Um recente estudo da Universidade de São Paulo (USP) trouxe para o debate popular algo que os grandes filósofos medievais já discutiam em profundidade: a relação entre nossas escolhas diárias, nossa saúde e o propósito de nossa existência. A pesquisa, que quantificou em minutos o impacto dos alimentos na longevidade, serve como uma ponte inesperada entre a ciência moderna e a sabedoria atemporal de Santo Tomás de Aquino.
Mas o que o "Doutor Angélico" diria sobre biscoitos recheados que "roubam" minutos de vida e peixes que os "acrescentam"? A resposta reside em duas virtudes fundamentais: a temperança e a luta contra a gula.

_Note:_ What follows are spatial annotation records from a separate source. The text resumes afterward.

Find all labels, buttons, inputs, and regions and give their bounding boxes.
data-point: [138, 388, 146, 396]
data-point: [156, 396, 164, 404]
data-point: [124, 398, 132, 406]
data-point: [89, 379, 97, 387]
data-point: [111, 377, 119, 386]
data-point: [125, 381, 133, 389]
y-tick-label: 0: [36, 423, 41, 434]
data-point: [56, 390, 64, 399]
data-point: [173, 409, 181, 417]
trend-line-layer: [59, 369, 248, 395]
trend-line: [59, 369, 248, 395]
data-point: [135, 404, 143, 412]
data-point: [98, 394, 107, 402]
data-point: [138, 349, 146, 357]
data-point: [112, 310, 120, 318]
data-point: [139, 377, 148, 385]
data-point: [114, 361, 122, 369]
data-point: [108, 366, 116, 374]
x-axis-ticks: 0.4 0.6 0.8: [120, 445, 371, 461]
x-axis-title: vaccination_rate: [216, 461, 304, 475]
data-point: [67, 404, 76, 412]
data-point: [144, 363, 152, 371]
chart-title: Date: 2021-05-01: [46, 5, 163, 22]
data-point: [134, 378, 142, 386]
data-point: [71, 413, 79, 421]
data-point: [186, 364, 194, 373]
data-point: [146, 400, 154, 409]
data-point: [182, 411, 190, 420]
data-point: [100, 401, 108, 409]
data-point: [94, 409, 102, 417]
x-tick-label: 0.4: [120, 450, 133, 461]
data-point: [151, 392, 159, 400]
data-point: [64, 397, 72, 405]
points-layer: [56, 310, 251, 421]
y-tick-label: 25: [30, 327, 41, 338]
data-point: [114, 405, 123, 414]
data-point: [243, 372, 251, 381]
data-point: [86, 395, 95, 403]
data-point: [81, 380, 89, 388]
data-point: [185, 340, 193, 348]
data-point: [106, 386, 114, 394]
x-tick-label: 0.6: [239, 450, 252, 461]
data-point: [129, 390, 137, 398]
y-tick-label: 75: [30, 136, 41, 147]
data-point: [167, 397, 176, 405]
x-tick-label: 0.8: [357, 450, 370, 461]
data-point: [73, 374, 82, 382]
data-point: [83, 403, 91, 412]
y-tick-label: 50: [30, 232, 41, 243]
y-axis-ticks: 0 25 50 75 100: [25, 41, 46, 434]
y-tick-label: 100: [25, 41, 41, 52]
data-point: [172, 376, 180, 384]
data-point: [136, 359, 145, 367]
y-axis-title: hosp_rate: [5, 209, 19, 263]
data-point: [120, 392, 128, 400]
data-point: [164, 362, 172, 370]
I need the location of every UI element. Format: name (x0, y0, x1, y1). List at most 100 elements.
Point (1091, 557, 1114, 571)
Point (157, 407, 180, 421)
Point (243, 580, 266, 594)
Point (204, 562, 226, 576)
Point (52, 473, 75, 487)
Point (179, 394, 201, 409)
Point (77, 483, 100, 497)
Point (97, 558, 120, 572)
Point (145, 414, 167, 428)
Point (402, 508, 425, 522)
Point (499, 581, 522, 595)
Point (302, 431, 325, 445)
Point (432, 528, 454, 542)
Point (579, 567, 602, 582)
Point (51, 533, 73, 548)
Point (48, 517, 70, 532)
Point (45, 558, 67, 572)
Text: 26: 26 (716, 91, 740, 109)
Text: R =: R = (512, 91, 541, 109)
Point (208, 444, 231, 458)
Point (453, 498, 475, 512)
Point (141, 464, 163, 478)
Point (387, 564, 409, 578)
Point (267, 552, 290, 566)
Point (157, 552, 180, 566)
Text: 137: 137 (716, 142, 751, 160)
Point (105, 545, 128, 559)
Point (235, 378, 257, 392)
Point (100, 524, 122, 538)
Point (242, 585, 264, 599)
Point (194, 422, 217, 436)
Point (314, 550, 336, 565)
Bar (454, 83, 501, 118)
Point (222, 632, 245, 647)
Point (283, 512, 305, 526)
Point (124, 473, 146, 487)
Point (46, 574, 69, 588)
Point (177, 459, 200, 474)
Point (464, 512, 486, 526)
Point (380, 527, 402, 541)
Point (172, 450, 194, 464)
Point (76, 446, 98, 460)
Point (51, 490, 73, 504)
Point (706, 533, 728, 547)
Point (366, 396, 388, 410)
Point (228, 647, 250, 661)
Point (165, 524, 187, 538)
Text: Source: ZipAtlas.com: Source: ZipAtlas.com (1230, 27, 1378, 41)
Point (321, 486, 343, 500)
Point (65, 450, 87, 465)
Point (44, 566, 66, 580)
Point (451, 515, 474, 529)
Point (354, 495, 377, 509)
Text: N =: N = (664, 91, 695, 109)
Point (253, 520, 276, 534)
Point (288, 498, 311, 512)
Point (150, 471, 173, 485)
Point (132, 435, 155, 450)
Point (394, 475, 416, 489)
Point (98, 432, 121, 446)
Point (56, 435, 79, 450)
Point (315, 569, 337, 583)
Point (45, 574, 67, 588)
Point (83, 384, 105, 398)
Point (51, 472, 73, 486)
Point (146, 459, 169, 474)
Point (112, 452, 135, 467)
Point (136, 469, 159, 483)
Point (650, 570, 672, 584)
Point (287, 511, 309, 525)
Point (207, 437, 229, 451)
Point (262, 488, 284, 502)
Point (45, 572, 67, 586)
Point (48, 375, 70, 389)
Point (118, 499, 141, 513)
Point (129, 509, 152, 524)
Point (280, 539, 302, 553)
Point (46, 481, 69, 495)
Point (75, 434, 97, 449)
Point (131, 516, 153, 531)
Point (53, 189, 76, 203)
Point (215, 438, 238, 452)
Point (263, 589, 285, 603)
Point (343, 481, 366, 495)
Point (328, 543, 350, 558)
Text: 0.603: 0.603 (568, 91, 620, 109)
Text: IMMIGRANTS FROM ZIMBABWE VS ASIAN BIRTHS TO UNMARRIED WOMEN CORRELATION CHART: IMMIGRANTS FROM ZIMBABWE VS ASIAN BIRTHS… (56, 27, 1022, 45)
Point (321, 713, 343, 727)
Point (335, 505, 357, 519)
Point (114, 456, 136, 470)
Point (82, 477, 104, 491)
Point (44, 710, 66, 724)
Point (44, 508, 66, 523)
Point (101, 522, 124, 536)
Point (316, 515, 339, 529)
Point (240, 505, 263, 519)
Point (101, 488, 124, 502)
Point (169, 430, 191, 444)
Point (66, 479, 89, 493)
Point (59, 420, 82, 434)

A Temperança: A Virtude da Moderação Racional
Para Santo Tomás, a temperança é uma das quatro virtudes cardeais. Ela não significa simplesmente a privação, mas sim a moderação dos apetites e paixões segundo a medida da razão. É a capacidade de desfrutar dos prazeres da vida — como a comida — de forma ordenada, sem se deixar escravizar por eles.
O Estudo da USP como Espelho: Os resultados do estudo podem ser vistos como um reflexo prático dessa virtude. Alimentos que adicionam "minutos de vida", como peixes, feijão e frutas, são geralmente aqueles que a natureza nos oferece de forma mais direta. Seu consumo reflete um apetite ordenado, que busca no alimento a nutrição e a saúde, e não apenas o prazer imediato.
A temperança, na visão tomista, é o que nos permite governar a nós mesmos, colocando a razão no comando dos nossos desejos.
A Gula: Mais do que Apenas Comer Demais
Do outro lado da balança, encontramos o vício da gula. É um erro comum pensar na gula apenas como o ato de comer em excesso. Para Santo Tomás, a gula é um pecado capital porque representa um apego desordenado ao prazer proporcionado pela comida e pela bebida.
Essa desordem pode se manifestar de várias formas:
Comer antes da hora certa.
Buscar iguarias excessivamente caras ou refinadas.
Comer em demasia.
Comer de forma ávida ou voraz.
Comer com demasiada delicadeza ou esmero.
O estudo da USP aponta que os alimentos mais prejudiciais, como os biscoitos recheados e ultraprocessados, são precisamente aqueles criados pela indústria para maximizar o prazer imediato (sabor, crocância, doçura) em detrimento do valor nutricional. Consumi-los habitualmente não é apenas uma "má escolha dietética", mas, sob a ótica tomista, um exercício de gula, onde o prazer desordenado se sobrepõe à razão que busca a saúde do corpo.
O Corpo como Instrumento para uma Vida Virtuosa
Santo Tomás de Aquino não via o corpo como uma prisão para a alma, mas como parte integrante da pessoa humana. Cuidar da saúde física não era um ato de vaidade, mas um dever moral. Um corpo saudável é um instrumento mais apto para a prática das virtudes, para o trabalho, para a oração e para o serviço ao próximo.
Longevidade e Propósito: A busca por uma vida longa, portanto, não deve ser vista como um fim em si mesma. Viver mais, na perspectiva cristã e tomista, é valioso porque oferece mais tempo para amar a Deus, servir aos outros e crescer em virtude. A ciência que nos ajuda a prolongar a vida de forma saudável é, nesse sentido, uma ferramenta valiosa para que possamos cumprir melhor nosso propósito.
Conclusão: A Ciência Confirma a Sabedoria Clássica
Se Santo Tomás de Aquino pudesse analisar os dados da USP, ele provavelmente não ficaria surpreso. Ele veria o estudo não como uma descoberta revolucionária, mas como uma confirmação empírica de verdades filosóficas profundas.
Ele nos diria que os "minutos" ganhos ou perdidos não são apenas números em uma planilha, mas o resultado visível de uma batalha interior: a escolha entre a ordem da temperança, que promove a vida, e a desordem da gula, que a consome.
A pesquisa nos convida, portanto, a ir além da contagem de calorias e a refletir sobre o porquê de nossas escolhas. Ela nos lembra que cada refeição pode ser um pequeno ato de virtude, um passo em direção a uma vida não apenas mais longa, mas também mais plena, ordenada e virtuosa.